Baseline observed: Without LMCache: H200 247 tok/s, H100 264 tok/s, L40S 259 tok/s at rr=2. These serve as the baseline to compare against LMCache-enabled serving.
Key architectural difference from APC: vLLM APC lives entirely in GPU HBM: the KV cache for cached prefixes is stored as GPU memory blocks. When the vLLM server restarts, all cached KV state is lost — the first request after restart must prefill from scratch. LMCache adds a tiered storage backend: GPU HBM → CPU DRAM → NVMe SSD (or S3). KV tensors are serialized to CPU/disk after being computed, so a server restart does NOT lose the cache. The post-restart TTFT with LMCache-disk ≈ disk_read_latency (~10-50ms) + load to GPU, vs full prefill (~1000ms for 500 tokens on H100).
Workloads where LMCache provides clear value:
Disk space estimate for one 500-token prefix on Llama-3.1-8B: KV size = num_layers × 2 × num_kv_heads × head_dim × seq_len × dtype_size = 32 × 2 × 8 × 128 × 500 × 2 bytes (BF16) = 32 × 2 × 8 × 128 × 500 × 2 = 524,288,000 bytes ≈ 500MB per prefix. This is significant — a server with 100 distinct system prompts would need 50GB of NVMe cache.

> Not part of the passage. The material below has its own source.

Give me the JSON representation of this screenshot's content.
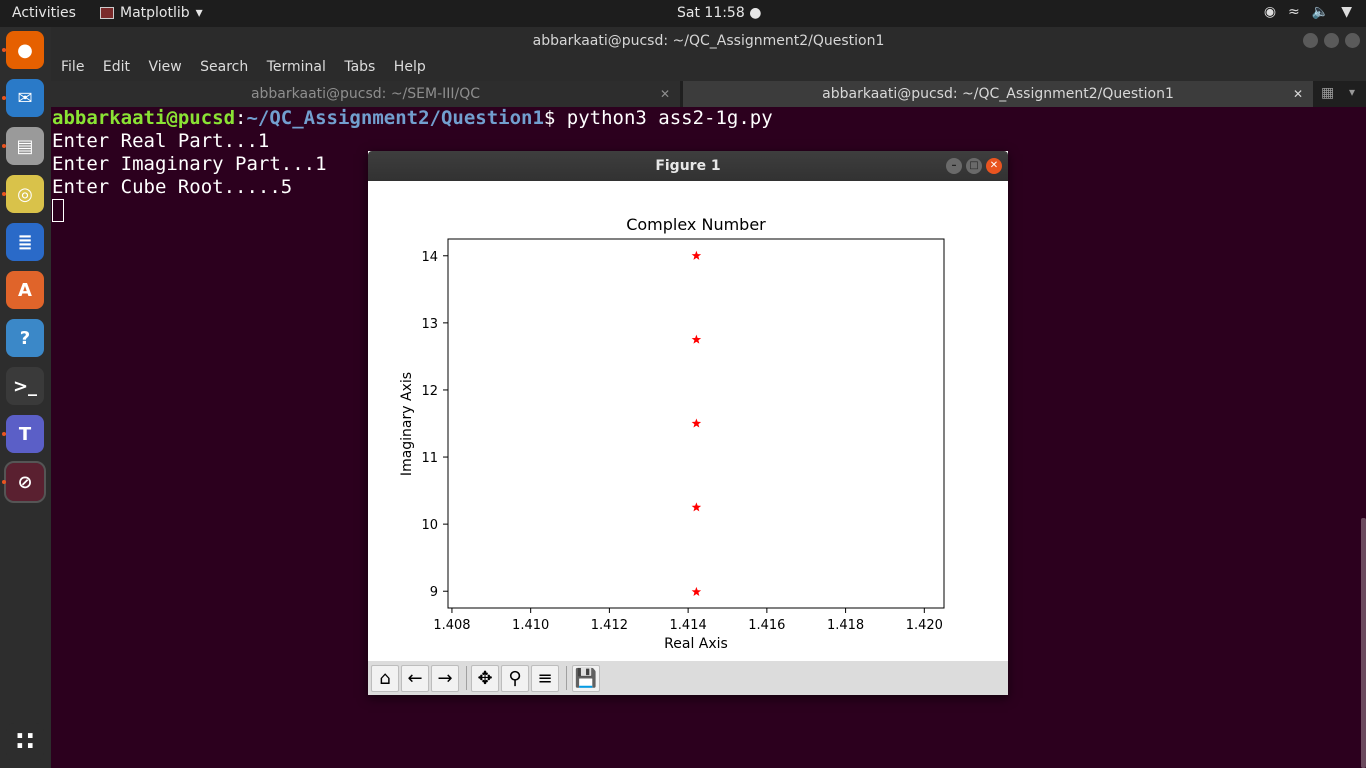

I/O latency and break-even: NVMe read bandwidth ~3-7 GB/s. Loading 500MB KV ≈ 70-170ms. GPU prefill of 500 tokens on H100 ≈ 200ms. LMCache wins only if disk read + GPU load time < prefill time: 70ms + ~10ms GPU DMA ≈ 80ms < 200ms → LMCache saves ~120ms per request. The async I/O overlap in LMCache v0.4+ can start disk reads before the previous decode step finishes, effectively hiding most of the disk latency behind compute.
Decision criterion for deploying LMCache: Deploy LMCache when: (restart_frequency × prefix_reuse_per_window > 1) AND (disk_read_latency < prefill_latency). If the server restarts nightly and sees 1000+ requests sharing the same prefix daily, LMCache provides clear ROI. If the server never restarts and prefixes are all unique, plain APC is sufficient.